In the 10-state (New York, Connecticut, Delaware, Maine, Maryland, Massachusetts, New Hampshire, New Jersey, Rhode Island, and Vermont) Regional Greenhouse Gas Initiative (RGGI), a market-based cap-and-trade program, has proven to be an effective, cost-efficient model for reducing power plant emissions of climate change pollution. Power plants in the participating RGGI states have cut their emissions by more than 50 percent, and between 2015 and 2017, these states saw $1.4 billion of net positive economic activity and the creation of 14,500 new jobs - all while maintaining reliability of service and holding the line on electricity rates.
Imprudently, the "Dirty Power" rule prohibits states from participating in cap-and-trade programs means of complying with the requirements of the Clean Air Act.
Significantly, the "best system of emission reduction" used by the Trump EPA in the "Dirty Power" rule - equipment upgrades at coal power plants - will reduce emissions by only 0.7 percent more by 2030 than having no rule at all, according to EPA's own analysis. Further, EPA found that emissions of one or more of three pollutants - carbon dioxide (CO2), nitrogen oxides (NOx), and sulfur dioxide (SO2) - will increase in 18 states in 2030 compared to no "Dirty Power" rule.

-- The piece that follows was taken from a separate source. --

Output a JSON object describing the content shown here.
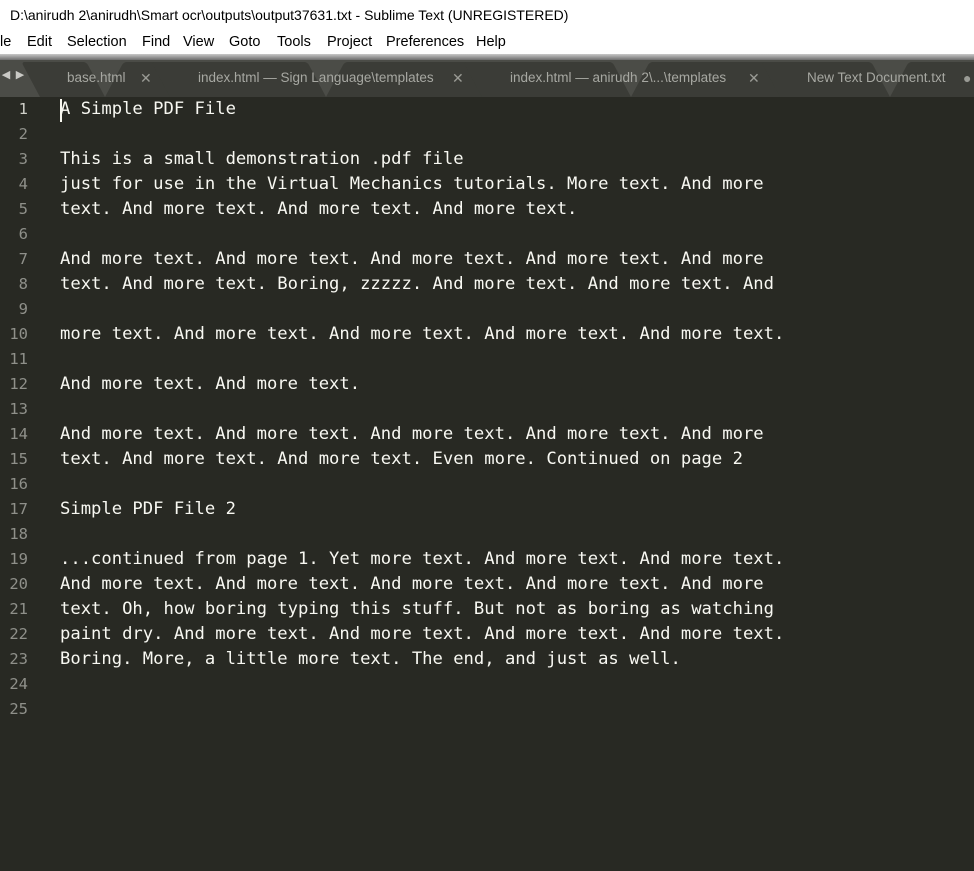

The differences in benefits provided by the Clean Power Plan compared to the Trump "Dirty Power" rule are substantial, as reflected in the table below using the agency's own calculations when it finalized the two rules:
[SEE ATTACHED TABLE]
The implications of the "Dirty Power" rule's failure to achieve virtually any reductions in power plant emissions are serious. The International Energy Agency estimates that climate change pollution from the U.S. power sector must be reduced by 74 percent by 2030 below 2005 levels for the U.S. to be able to achieve the goal of limiting worldwide temperature increase to less than 2 degrees Celsius. By the EPA's own estimates, The "Dirty Power" rule falls woefully short of hitting this target with a projected reduction of only 35 percent from 2005 levels. Of that, only roughly one percent is attributable to the impact of the "Dirty Power" rule and 34 percent attributable to market factors.
Today's suit was filed in the US Court of Appeals for the District of Columbia Circuit. In addition to Attorney General Frey, the suit, led by New York Attorney General Letitia James, is joined by the Attorneys General of California, Colorado, Connecticut, Delaware, Hawaii, Illinois, Maine, Maryland, Massachusetts, Michigan, Minnesota, New Jersey, New Mexico, North Carolina, Oregon, Pennsylvania, Rhode Island, Vermont, Virginia, Washington, Wisconsin, and the District of Columbia, and the chief legal officers of Boulder, Chicago, Los Angeles, New York City, Philadelphia, and South Miami.